Changement de priorités : des voitures neuves aux économies
L'enquête du BIEA a mis en évidence un changement significatif dans les intentions de dépenses des consommateurs. Environ 45 % des répondants ont indiqué qu'ils reportaient les achats importants, notamment les véhicules neufs, les rénovations domiciliaires et les gros appareils électroménagers, afin d'augmenter leur épargne ou de rembourser leurs dettes existantes. Seules 20 % des personnes interrogées ont exprimé leur optimisme quant à l'amélioration de l'économie britannique au cours des 12 prochains mois, un contraste frappant avec les 35 % enregistrés à peine trois mois auparavant.
Ce changement a un impact particulièrement important sur le marché en plein essor des véhicules électriques (VE). Même si la croissance des ventes de véhicules électriques reste positive, elle a ralenti, passant des gains mensuels à deux chiffres observés plus tôt dans l'année à un modeste 3 à 4 % ces dernières semaines.
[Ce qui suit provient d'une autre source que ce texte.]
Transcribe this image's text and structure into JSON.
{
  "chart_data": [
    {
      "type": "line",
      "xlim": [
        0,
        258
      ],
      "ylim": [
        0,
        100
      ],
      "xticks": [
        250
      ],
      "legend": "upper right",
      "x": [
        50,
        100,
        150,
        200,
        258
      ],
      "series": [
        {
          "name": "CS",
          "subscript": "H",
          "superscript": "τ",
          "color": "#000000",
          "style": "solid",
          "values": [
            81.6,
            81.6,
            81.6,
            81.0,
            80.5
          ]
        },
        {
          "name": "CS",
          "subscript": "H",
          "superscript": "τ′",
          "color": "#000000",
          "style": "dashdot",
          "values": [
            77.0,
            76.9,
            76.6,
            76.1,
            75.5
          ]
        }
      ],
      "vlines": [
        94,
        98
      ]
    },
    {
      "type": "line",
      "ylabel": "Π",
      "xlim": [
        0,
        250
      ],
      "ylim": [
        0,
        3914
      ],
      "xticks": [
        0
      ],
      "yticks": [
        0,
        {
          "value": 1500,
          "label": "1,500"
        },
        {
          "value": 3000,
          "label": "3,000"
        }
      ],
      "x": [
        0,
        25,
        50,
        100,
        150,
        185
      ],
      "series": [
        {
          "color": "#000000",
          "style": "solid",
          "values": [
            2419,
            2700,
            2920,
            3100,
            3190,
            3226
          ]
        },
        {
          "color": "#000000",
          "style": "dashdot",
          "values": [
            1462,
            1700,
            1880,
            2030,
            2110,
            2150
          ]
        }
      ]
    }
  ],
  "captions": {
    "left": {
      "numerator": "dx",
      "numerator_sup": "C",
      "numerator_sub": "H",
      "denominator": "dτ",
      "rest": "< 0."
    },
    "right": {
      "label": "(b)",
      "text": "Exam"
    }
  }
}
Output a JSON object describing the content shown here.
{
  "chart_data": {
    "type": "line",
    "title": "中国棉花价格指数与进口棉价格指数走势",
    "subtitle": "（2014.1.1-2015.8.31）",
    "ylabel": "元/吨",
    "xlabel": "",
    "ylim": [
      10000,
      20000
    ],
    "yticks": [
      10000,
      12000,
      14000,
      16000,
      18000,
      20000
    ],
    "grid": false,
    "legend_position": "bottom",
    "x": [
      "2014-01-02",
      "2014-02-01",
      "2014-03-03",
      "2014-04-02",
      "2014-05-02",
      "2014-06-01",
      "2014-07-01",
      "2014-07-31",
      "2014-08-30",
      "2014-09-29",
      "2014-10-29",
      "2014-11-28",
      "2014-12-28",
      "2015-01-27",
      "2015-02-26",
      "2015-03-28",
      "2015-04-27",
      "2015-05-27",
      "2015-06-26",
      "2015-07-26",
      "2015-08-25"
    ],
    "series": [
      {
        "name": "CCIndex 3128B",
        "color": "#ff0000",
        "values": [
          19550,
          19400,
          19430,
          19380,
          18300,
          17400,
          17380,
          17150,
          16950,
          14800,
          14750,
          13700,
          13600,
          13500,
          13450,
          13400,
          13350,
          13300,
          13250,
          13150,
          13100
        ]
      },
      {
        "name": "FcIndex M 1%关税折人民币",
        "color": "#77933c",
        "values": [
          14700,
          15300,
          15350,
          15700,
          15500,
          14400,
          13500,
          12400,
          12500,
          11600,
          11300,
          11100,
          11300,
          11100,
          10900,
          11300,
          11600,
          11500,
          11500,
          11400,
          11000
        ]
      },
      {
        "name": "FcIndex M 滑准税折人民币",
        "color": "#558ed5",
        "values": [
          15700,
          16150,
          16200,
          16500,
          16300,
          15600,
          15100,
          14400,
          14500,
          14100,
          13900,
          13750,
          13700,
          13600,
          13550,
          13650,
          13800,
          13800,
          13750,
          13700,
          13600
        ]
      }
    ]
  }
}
Il semblerait que les consommateurs mettent en balance le coût initial plus élevé des véhicules électriques et les économies perçues à long terme, l'incertitude économique les incitant à se replier vers une sécurité financière plus immédiate.
Les constructeurs sont aux prises avec l'incertitude
Au-delà des ventes, le secteur manufacturier du secteur automobile en ressent également les effets. Les vulnérabilités de la chaîne d’approvisionnement, exacerbées par les perturbations potentielles des principales routes maritimes traversant le golfe Persique, constituent une préoccupation majeure. La production automobile au Royaume-Uni a connu une contraction de 5 % au troisième trimestre, selon les chiffres préliminaires, alors que les usines s'adaptent aux fluctuations de la demande et aux pénuries potentielles de composants.
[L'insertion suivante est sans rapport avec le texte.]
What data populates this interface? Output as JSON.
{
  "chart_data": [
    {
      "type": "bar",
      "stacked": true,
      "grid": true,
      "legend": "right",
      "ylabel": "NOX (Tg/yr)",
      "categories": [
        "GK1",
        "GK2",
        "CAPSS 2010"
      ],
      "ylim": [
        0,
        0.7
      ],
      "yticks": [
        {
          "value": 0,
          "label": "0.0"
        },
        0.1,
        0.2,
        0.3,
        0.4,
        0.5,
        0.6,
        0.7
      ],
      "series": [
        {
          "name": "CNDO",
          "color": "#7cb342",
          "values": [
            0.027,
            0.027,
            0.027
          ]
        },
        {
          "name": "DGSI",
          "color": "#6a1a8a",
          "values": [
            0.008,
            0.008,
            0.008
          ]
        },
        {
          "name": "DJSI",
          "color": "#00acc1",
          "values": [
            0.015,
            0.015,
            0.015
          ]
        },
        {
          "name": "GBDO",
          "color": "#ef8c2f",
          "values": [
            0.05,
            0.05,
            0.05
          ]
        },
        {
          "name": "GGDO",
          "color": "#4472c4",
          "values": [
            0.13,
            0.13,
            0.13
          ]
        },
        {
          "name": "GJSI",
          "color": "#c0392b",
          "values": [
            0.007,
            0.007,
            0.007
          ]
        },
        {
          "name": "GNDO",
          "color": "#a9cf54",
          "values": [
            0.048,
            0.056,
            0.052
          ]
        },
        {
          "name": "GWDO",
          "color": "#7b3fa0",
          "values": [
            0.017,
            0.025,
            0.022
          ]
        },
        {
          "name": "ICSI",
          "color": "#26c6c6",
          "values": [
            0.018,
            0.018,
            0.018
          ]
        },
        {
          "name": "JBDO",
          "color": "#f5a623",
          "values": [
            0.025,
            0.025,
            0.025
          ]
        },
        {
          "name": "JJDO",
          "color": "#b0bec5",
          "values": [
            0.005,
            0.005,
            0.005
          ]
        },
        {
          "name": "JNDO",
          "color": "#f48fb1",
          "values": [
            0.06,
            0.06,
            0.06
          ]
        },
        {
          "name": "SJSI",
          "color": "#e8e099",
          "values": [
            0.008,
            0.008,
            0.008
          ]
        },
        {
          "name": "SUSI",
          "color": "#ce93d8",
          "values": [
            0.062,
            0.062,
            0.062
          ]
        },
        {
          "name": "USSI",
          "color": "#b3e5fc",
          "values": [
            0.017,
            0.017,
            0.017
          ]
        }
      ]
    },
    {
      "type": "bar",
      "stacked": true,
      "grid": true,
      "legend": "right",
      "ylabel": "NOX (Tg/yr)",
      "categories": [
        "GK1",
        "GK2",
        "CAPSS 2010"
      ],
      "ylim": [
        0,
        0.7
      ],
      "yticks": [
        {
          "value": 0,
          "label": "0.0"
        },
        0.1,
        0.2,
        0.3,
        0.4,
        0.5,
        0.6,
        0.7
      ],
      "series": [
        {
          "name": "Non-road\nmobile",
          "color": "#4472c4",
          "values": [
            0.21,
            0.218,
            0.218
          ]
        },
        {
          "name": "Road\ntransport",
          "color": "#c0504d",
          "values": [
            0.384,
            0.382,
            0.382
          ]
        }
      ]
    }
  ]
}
Sarah Jenkins, analyste indépendante du marché automobile, a expliqué les implications plus larges : "Les constructeurs automobiles s'appuient sur des chaînes d'approvisionnement mondiales complexes. Toute menace à la stabilité dans des régions critiques augmente immédiatement les coûts logistiques et introduit des retards. Cela oblige les fabricants soit à absorber des coûts plus élevés, ce qui a un impact sur la rentabilité, soit à les répercuter sur les consommateurs, ce qui atténue encore davantage les coûts. demande. »
Naviguer dans le brouillard économique
Alors que l'économie britannique traverse cette période de risque géopolitique accru, l'industrie automobile est confrontée à un chemin difficile à parcourir. Les analystes suggèrent que la confiance des consommateurs restera fragile tant que les tensions persisteront, ce qui rendra difficile au secteur de retrouver son élan. Les réponses politiques, tant au niveau national qu'international, seront cruciales pour restaurer la stabilité et rassurer les consommateurs sur le fait que la voie vers la reprise économique reste viable au milieu des « vagues de peur » provoquées par des conflits lointains.